Durante el juego, las elecciones de los participantes eran recompensadas o castigadas con ganancias o pérdidas monetarias reales. El juego se dividió en tres etapas en las que los participantes aprendieron a partir de comentarios positivos o negativos a tomar decisiones que maximizaran las recompensas y minimizaran las penalizaciones. Los niveles de dopamina se midieron continuamente, una vez cada 100 milisegundos, durante cada una de las tres etapas del juego.

«Descubrimos que la dopamina no sólo juega un papel en la señalización de experiencias positivas y negativas en el cerebro, sino que parece hacerlo de una manera óptima cuando se intenta aprender de esos resultados. Lo que también fue interesante es que parece «Como puede haber vías independientes en el cerebro que involucran por separado el sistema de dopamina para experiencias gratificantes versus castigadoras. Nuestros resultados revelan un resultado sorprendente de que estas dos vías pueden codificar experiencias gratificantes y castigadoras en escalas de tiempo ligeramente desplazadas separadas por solo 200 a 400 milisegundos en el tiempo. «, dijo Kishida.

Kishida cree que este nivel de comprensión puede conducir a una mejor comprensión de cómo se ve afectado el sistema de dopamina en humanos con trastornos psiquiátricos y neurológicos. Kishida dijo que se necesita investigación adicional para comprender cómo se altera la señalización de la dopamina en los trastornos psiquiátricos y neurológicos.
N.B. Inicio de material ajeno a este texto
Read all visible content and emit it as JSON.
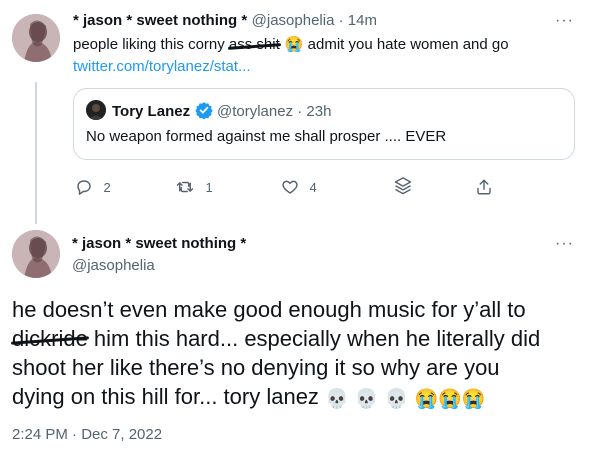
{
  "tweet1": {
    "name": "* jason * sweet nothing *",
    "handle": "@jasophelia",
    "time": "14m",
    "more": "···",
    "text_before": "people liking this corny ",
    "text_struck": "ass shit",
    "text_after": " admit you hate women and go",
    "emoji": "😭",
    "link": "twitter.com/torylanez/stat...",
    "quote": {
      "name": "Tory Lanez",
      "handle": "@torylanez",
      "time": "23h",
      "text": "No weapon formed against me shall prosper .... EVER"
    },
    "actions": {
      "replies": "2",
      "retweets": "1",
      "likes": "4"
    }
  },
  "tweet2": {
    "name": "* jason * sweet nothing *",
    "handle": "@jasophelia",
    "more": "···",
    "line1": "he doesn’t even make good enough music for y’all to",
    "line2_struck": "dickride",
    "line2_after": " him this hard... especially when he literally did",
    "line3": "shoot her like there’s no denying it so why are you",
    "line4": "dying on this hill for... tory lanez ",
    "emojis": [
      "💀",
      "💀",
      "💀",
      "😭",
      "😭",
      "😭"
    ],
    "timestamp": "2:24 PM · Dec 7, 2022"
  },
  "colors": {
    "text": "#0f1419",
    "secondary": "#536471",
    "link": "#1d9bf0",
    "border": "#cfd9de",
    "verified": "#1d9bf0"
  }
}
«Tradicionalmente, a la dopamina se la conoce como ‘el neurotransmisor del placer'», dijo Kishida. «Sin embargo, nuestro trabajo proporciona evidencia de que esta no es la forma de pensar sobre la dopamina. En cambio, la dopamina es una parte crucial de un sistema sofisticado que enseña a nuestro cerebro y guía nuestro comportamiento. Esa dopamina también participa en enseñarle a nuestro cerebro sobre las experiencias de castigo. «Es un descubrimiento importante y puede proporcionar nuevas direcciones en la investigación para ayudarnos a comprender mejor los mecanismos subyacentes a la depresión, la adicción y los trastornos psiquiátricos y neurológicos relacionados».

Este estudio fue financiado por subvenciones de los Institutos Nacionales de Salud: R01MH121099, R01DA048096, R01MH124115, P50DA006634, 5KL2TR001420, F31DA053174, T32DA041349 y F30DA053176.